Last week, NASA Administrator Michael Griffin sat down the Houston Chronicle’s editorial board and reporter Eric Berger to discuss a range of issues. Some highlights:
Griffin is opposed, for reasons of safety and cost, to efforts by Congressman Dave Weldon and others to extend the shuttle program beyond 2010.
China will “probably” get to the moon before the United States. “They are constructing a very well-crafted space program. They are doing things on a number of fronts — economic, political, military — that seem to have the intent of establishing China as a strategic power in the world.”
Griffin does not want another “space race.” Although the Apollo program was a stunning achievement, America was not able to use it as part of a long-term space exploration effort with sufficient political and public support.
New space shuttle manager John Shannon said NASA should not extend operations of the vehicle beyond its planned retirement date in 2010, according to the Orlando Sentinel. Although the shuttle is an “awesome” spacecraft, it is also aging and flawed.
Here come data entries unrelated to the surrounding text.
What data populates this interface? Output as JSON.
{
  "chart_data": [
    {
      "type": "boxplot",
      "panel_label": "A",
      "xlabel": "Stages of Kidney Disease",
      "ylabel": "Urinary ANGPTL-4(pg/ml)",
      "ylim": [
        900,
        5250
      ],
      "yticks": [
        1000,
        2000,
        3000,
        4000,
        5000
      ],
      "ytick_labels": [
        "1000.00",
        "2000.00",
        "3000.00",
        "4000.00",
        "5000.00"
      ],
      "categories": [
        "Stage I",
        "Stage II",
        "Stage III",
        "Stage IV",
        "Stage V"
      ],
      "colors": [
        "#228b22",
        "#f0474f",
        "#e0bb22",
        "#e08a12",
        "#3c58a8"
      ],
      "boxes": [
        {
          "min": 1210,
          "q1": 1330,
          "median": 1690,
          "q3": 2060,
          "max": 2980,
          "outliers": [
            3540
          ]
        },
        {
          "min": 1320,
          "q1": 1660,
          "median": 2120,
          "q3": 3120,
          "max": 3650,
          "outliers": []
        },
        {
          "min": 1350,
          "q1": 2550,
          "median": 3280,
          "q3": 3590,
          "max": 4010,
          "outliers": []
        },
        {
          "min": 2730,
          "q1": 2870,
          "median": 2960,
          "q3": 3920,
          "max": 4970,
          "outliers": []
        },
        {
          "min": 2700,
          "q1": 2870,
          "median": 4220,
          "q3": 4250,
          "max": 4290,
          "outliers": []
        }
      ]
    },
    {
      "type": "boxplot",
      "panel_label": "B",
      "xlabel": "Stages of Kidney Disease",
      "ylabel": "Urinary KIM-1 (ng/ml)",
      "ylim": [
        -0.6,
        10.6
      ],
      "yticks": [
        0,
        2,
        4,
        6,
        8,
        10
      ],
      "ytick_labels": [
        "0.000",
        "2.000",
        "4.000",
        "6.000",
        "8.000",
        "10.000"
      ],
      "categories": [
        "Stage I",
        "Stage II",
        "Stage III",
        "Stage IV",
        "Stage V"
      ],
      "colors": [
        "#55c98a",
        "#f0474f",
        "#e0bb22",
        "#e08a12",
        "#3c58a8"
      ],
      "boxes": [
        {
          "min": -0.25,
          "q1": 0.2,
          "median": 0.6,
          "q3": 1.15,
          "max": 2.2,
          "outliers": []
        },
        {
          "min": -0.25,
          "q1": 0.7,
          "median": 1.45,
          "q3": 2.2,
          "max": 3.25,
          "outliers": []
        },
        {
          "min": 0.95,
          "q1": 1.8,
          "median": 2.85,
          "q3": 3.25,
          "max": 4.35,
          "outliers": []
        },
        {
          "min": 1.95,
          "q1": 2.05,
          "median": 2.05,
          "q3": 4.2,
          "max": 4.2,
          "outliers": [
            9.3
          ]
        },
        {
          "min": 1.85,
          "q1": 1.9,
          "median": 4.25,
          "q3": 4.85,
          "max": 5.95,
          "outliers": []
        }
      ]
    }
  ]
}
“I should not have to go inspect my vehicle after ascent to make sure I survived my ascent environment,” Shannon said. “Its flexibility makes it unparalleled in building a space station, but once that is complete the shuttle has completed its mission and it’s time to move on.”
Worried about a potential five-year gap in flight operations between the end of shuttle and the start of Constellation operations, some groups are advocating extending the life of the shuttle program. Florida Congressmen Dave Weldon wants to fly a limited number of additional flights to resupply the International Space Station and to bring Constellation online earlier.
With the retirement of the space shuttle only 2 1/2 years away, NASA officials and Congressional representatives are increasingly worried about a possible five-year gap in flight operations until a successor vehicle can take over.
In Congressional testimony, NASA Administrator Michael Griffin, who has lead the agency since 2005, referred to the gap as his “greatest regret and greatest concern….We will be largely dependent on the Russians, and that is terrible place for the United States to be. I’m worried, and many others are worried.”
NASA will not be able to independently reach a space station it has spent 25 years building. Instead, the space agency will be dependent upon Russian Soyuz spacecraft until it can bring its Ares/Orion system online around 2015.